Он прочел много книг об окружавшем его реальном мире и много беседовал с различными людьми. Исполненные благих побуждений философы учили его рассуждать логически и анализировать процессы, подспудно формировавшие его желания и фантазии. Так понемногу он утратил способность удивляться и позабыл о том, что вся наша жизнь — это лишь цепь возникающих в сознании образов, а поскольку нет никакой существенной разницы между отражениями объективной реальности и образами, порожденными фантазией, то нет и причин отдавать кому-то из них предпочтение. Вместо этого ему внушали почти суеверное благоговение перед материальными, осязаемыми вещами, заставляя его втайне стыдиться своих странных видений. Умудренные опытом люди называли их детскими глупостями, тем более нелепыми, что эти видения настойчиво претендовали на особую значимость и некий скрытый смысл, тогда как бестолковое вращение вселенной продолжало перемалывать нечто в ничто лишь затем, чтобы из этого ничто вновь сделать нечто, не замечая искорок чьих-то желаний и устремлений, вспыхивающих и тут же гаснущих в беспредельном мраке.
Эти трезвые умы хотели прочно приковать его к незыблемому порядку вещей, разъясняя суть и практическое назначение каждой вещи, дабы изгнать ненужные тайны из мира, где должно властвовать знание. Он инстинктивно сопротивлялся, надеясь вернуться в те сумеречные сферы, где разрозненные фрагменты видений и мимолетные ассоциации волшебным образом сливались в сознании, даря ему трепетное предвкушение чуда; они же в свою очередь обращали его к чудесам современной науки, побуждая искать красоту в схеме строения атома и траекториях движения небесных тел. Когда же ему не удавалось по достоинству оценить все прелести чего-то давно изученного, рассчитанного и измеренного, его называли лишенным воображения, интеллектуально незрелым типом, поскольку он предпочитал зыбкие иллюзии своих снов добротным и очевидным иллюзиям утвержденного миропорядка.

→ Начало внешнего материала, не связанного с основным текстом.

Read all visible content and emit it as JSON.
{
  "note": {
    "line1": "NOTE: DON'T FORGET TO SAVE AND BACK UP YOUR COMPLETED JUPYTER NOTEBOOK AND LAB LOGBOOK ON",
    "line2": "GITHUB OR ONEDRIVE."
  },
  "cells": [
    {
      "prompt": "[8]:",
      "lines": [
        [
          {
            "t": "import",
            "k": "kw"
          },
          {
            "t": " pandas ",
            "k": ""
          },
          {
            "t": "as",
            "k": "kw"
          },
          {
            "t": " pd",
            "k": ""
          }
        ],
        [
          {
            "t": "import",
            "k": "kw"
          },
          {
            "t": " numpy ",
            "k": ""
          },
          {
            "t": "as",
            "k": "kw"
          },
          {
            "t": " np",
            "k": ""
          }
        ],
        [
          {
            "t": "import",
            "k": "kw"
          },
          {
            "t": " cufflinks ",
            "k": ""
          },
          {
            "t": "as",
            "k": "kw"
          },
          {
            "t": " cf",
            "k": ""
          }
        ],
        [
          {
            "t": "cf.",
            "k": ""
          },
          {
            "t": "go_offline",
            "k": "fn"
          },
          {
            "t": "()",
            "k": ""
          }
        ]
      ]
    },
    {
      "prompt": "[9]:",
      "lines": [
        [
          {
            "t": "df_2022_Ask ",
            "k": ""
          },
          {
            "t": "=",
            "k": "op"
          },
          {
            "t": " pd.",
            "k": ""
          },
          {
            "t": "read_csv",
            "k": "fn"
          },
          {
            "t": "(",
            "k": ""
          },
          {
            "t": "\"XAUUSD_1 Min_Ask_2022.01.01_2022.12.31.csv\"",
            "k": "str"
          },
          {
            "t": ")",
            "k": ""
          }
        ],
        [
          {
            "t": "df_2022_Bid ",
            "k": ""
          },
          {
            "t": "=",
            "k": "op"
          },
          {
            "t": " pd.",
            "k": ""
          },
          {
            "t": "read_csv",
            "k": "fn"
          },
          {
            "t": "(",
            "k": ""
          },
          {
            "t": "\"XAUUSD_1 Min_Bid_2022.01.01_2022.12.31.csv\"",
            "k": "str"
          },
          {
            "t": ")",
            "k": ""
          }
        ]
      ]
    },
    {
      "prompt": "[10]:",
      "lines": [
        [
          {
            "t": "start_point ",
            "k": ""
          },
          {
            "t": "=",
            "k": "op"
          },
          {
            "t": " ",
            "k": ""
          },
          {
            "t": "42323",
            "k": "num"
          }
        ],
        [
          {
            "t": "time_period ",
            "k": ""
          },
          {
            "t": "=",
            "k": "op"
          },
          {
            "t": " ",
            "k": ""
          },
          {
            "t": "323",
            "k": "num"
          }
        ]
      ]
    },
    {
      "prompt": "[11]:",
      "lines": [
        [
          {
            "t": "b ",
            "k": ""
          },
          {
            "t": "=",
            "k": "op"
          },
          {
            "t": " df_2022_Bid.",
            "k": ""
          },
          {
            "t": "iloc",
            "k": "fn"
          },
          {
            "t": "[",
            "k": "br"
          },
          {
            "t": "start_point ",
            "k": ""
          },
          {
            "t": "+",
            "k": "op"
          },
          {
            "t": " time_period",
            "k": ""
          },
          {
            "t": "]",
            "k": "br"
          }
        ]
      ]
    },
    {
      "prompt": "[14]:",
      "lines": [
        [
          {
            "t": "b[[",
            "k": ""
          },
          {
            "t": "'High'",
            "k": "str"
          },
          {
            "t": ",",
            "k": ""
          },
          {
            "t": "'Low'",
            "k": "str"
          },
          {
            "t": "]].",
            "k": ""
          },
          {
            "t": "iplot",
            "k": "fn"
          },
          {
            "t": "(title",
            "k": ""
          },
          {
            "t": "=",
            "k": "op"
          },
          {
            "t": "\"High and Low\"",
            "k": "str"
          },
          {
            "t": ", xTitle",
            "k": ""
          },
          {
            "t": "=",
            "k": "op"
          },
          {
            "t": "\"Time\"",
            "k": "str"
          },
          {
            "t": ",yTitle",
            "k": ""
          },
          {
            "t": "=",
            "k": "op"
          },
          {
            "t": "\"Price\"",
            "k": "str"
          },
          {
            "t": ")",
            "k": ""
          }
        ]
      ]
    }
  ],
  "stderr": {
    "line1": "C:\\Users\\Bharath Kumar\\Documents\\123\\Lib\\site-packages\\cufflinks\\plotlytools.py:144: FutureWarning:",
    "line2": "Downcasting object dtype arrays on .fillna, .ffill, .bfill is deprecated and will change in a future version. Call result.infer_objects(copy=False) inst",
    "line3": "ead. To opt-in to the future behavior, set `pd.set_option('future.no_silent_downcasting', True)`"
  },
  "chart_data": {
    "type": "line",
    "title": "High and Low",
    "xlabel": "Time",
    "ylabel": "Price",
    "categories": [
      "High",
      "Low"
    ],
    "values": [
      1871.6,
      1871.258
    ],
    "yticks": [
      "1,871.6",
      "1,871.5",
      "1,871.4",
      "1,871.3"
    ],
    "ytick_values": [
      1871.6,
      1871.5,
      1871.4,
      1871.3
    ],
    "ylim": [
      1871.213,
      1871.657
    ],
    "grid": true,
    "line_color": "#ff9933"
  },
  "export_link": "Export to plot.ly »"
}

Картер, как мог, старался не выделяться из толпы, на словах признавая превосходство простейших обывательских эмоций над вычурными фантазиями немногих изощренных душ. Он не возражал, когда ему говорили, что реальные физические ощущения — вроде предсмертной боли свиньи под ножом мясника или желудочных колик у какого-нибудь фермера — значат для этого мира куда больше, нежели бесподобная красота Нарафа с его сотней узорчатых ворот и хрустальными куполами, смутные воспоминания о которых сохранились у него от прежних снов. Следуя мудрым советам, он усердно воспитывал в себе общепринято-полезную способность к сопереживанию и состраданию.
При всем том он не мог не замечать, какими мелкими, переменчивыми и, по сути, бесцельными являются все наши устремления и как печально контрастируют истинные побудительные мотивы наших действий с высокими идеалами, эти действия якобы направляющими. Для маскировки своих истинных чувств он пользовался легкой иронией — тем самым средством, которое его учили применять в борьбе с абсурдными, напрочь оторванными от реальности видениями. Он ясно сознавал, что наша повседневность насквозь фальшива и ничуть не менее абсурдна, чем его сны, которые еще много выигрывали при сравнении с этим обделенным красотой и упрямо не желающим признавать собственную несостоятельность миром. Как следствие, он превратился в своего рода юмориста, еще не ведая, что юмор тоже бесполезен как прибежище в нашей дремучей вселенной, не способной уловить элементарную связь между причиной и следствием.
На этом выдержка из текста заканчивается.